All internet connections must go through the Church managed firewall (see Meeting House Internet Guidelines). This is a Church policy.
heyring wrote:It would be nice if we could conduct an event such as this under the protection of the firewall, yet get to the sites that are recognized by the church as valuable family history sites.
Your stake president decides what level of filtering is to be implemented. It sounds like the General Access level of filtering is what you need.

I would follow Mikerowaved's advise if the need is only temporary.

Stake President - General Access Approval

Posted: Thu Mar 12, 2009 11:37 am
by heyring
What is the method for informing Salt Lake that our Stake President has approved the use of "general Access" filtering?

Posted: Thu Mar 12, 2009 12:05 pm
by aebrown
heyring wrote:What is the method for informing Salt Lake that our Stake President has approved the use of "general Access" filtering?


The Stake Technology Specialist calls the Global Service Desk at 866-678-2763. You need to know the IP address of the firewall and a couple of other details so they can verify you are legitimate, and you need to be where the firewall is located.

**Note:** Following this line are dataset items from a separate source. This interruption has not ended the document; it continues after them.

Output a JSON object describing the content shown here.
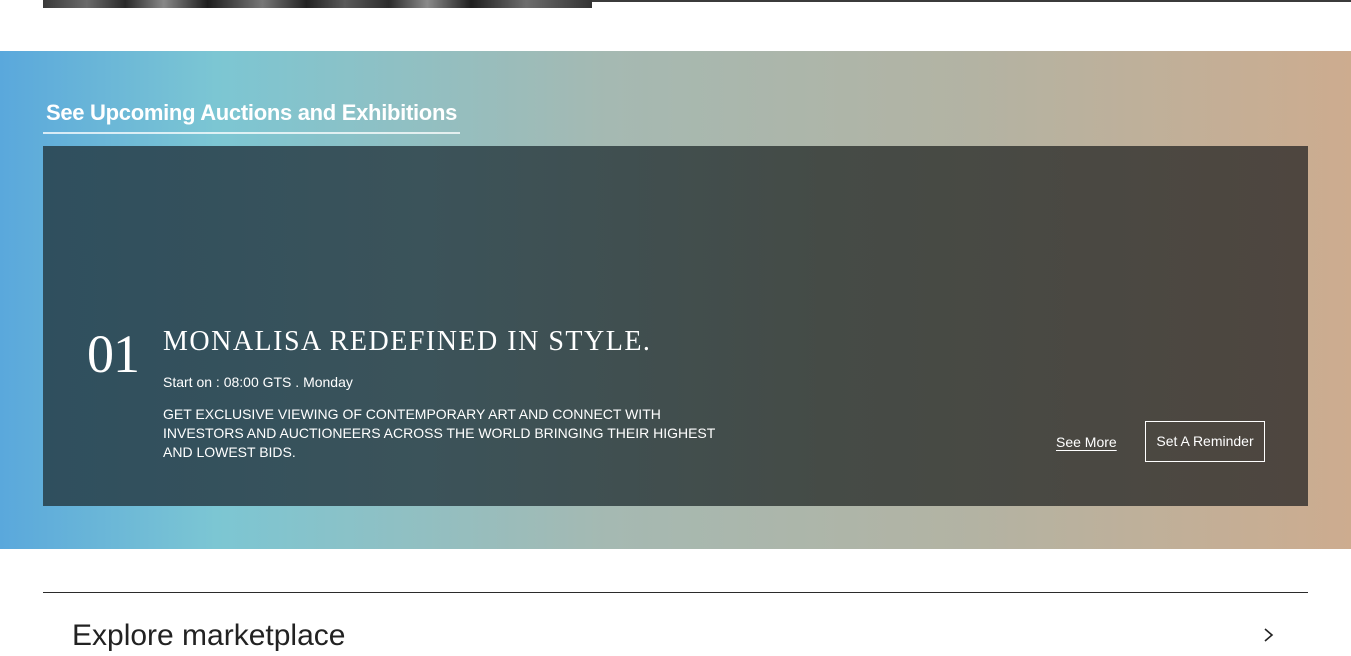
{
  "header": {
    "top_image_icon": "gallery-image"
  },
  "auctions": {
    "section_title": "See Upcoming Auctions and Exhibitions",
    "items": [
      {
        "number": "01",
        "title": "MONALISA REDEFINED IN STYLE.",
        "start": "Start on : 08:00 GTS . Monday",
        "description": "GET EXCLUSIVE VIEWING OF CONTEMPORARY ART AND CONNECT WITH INVESTORS AND AUCTIONEERS ACROSS THE WORLD BRINGING THEIR HIGHEST AND LOWEST BIDS.",
        "see_more_label": "See More",
        "reminder_label": "Set A Reminder"
      }
    ],
    "colors": {
      "band_start": "#5aa8dc",
      "band_mid": "#7cc6d3",
      "band_end": "#cdac8f",
      "card_start": "#2f4f5e",
      "card_end": "#4e463f"
    }
  },
  "marketplace": {
    "title": "Explore marketplace",
    "chevron_icon": "chevron-right-icon"
  }
}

You'll need to talk to a Level 2 GSD technician. If all goes smoothly, it should only take 15-20 minutes.

Posted: Thu Mar 12, 2009 12:07 pm
by techgy
heyring wrote:What is the method for informing Salt Lake that our Stake President has approved the use of "general Access" filtering?


This would be handled by the STS (Stake Technology Specialist), who would contact the Global Service Desk and ask that the filtering be set to "General Access". Your stake president shouldn't have to do anything other than give the STS the approval.

General Access

Posted: Thu Mar 12, 2009 7:04 pm
by heyring
Thank you for the information. I am going to make sure that our Stake President completely understands the situation and then I will give the 2nd level support folks a jingle.

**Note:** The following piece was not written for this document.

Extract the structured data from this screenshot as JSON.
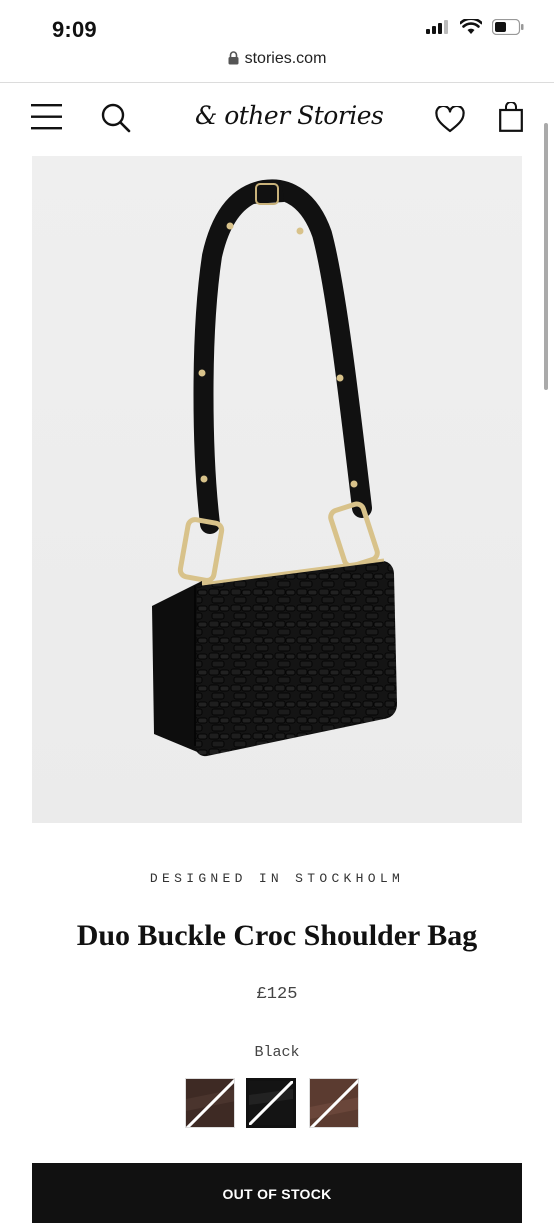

Posted: Mon Mar 16, 2009 12:34 pm
by rgabel-p40
Has anyone addressed the issue of allowing us to configure the router for port forwarding or worst case ... a DMZ? I would like to have some of computers on the network in the stakecenter not be allowed to be sniffed by others ... my one scenario is having someone in the employment office grabbing some data from the clerk's machine, i.e., financial backup data, MLS cached files, etc.

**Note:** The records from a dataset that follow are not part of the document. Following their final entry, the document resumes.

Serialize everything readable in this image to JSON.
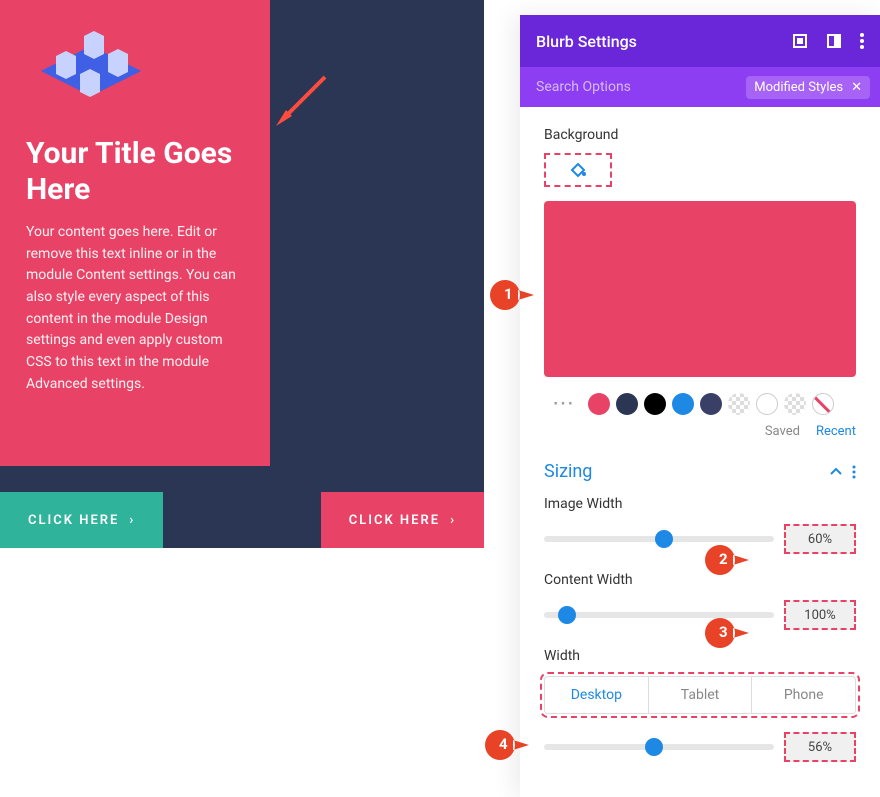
{
  "preview": {
    "title": "Your Title Goes Here",
    "body": "Your content goes here. Edit or remove this text inline or in the module Content settings. You can also style every aspect of this content in the module Design settings and even apply custom CSS to this text in the module Advanced settings.",
    "btn1": "CLICK HERE",
    "btn2": "CLICK HERE"
  },
  "panel": {
    "title": "Blurb Settings",
    "search_placeholder": "Search Options",
    "filter_chip": "Modified Styles",
    "bg_label": "Background",
    "saved": "Saved",
    "recent": "Recent",
    "section": "Sizing",
    "image_width_label": "Image Width",
    "image_width_val": "60%",
    "content_width_label": "Content Width",
    "content_width_val": "100%",
    "width_label": "Width",
    "tabs": {
      "desktop": "Desktop",
      "tablet": "Tablet",
      "phone": "Phone"
    },
    "width_val": "56%"
  },
  "colors": {
    "pink": "#e84266",
    "navy": "#2b3554",
    "black": "#000000",
    "blue": "#1e88e5",
    "darknavy": "#3a3f68"
  },
  "callouts": {
    "c1": "1",
    "c2": "2",
    "c3": "3",
    "c4": "4"
  }
}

Posted: Mon Mar 16, 2009 1:02 pm
by jdlessley
rgabel wrote:Has anyone addressed the issue of allowing us to configure the router for port forwarding or worst case ... a DMZ? I would like to have some of computers on the network in the stakecenter not be allowed to be sniffed by others ... my one scenario is having someone in the employment office grabbing some data from the clerk's machine, i.e., financial backup data, MLS cached files, etc.
I have not heard (read) of anyone posting anything as you suggest. Accessing a clerk computer from another connected on the same network is unlikely if the computers are not set up for networking.

As far as I can tell the Church has not provided any policy on networking administrative computers. So if you do not set up a network and only use the Church provided firewall as a gateway then the security issue you describe is not a concern.

If you do want to set up a network you can put a locally purchased router between the Church provided firewall and the administrative computers. You can configure that network to function as you desire. Then the Church provided firewall is still only providing the gateway to the internet.

Posted: Mon Mar 16, 2009 1:23 pm
by rgabel-p40
thanks for the info ... i just wanted to tap the church provided firewall as a router rather than buying another piece of hardware ... sounds like restriction on this hardware is where it is headed and will just buy a router to accomplish what I need.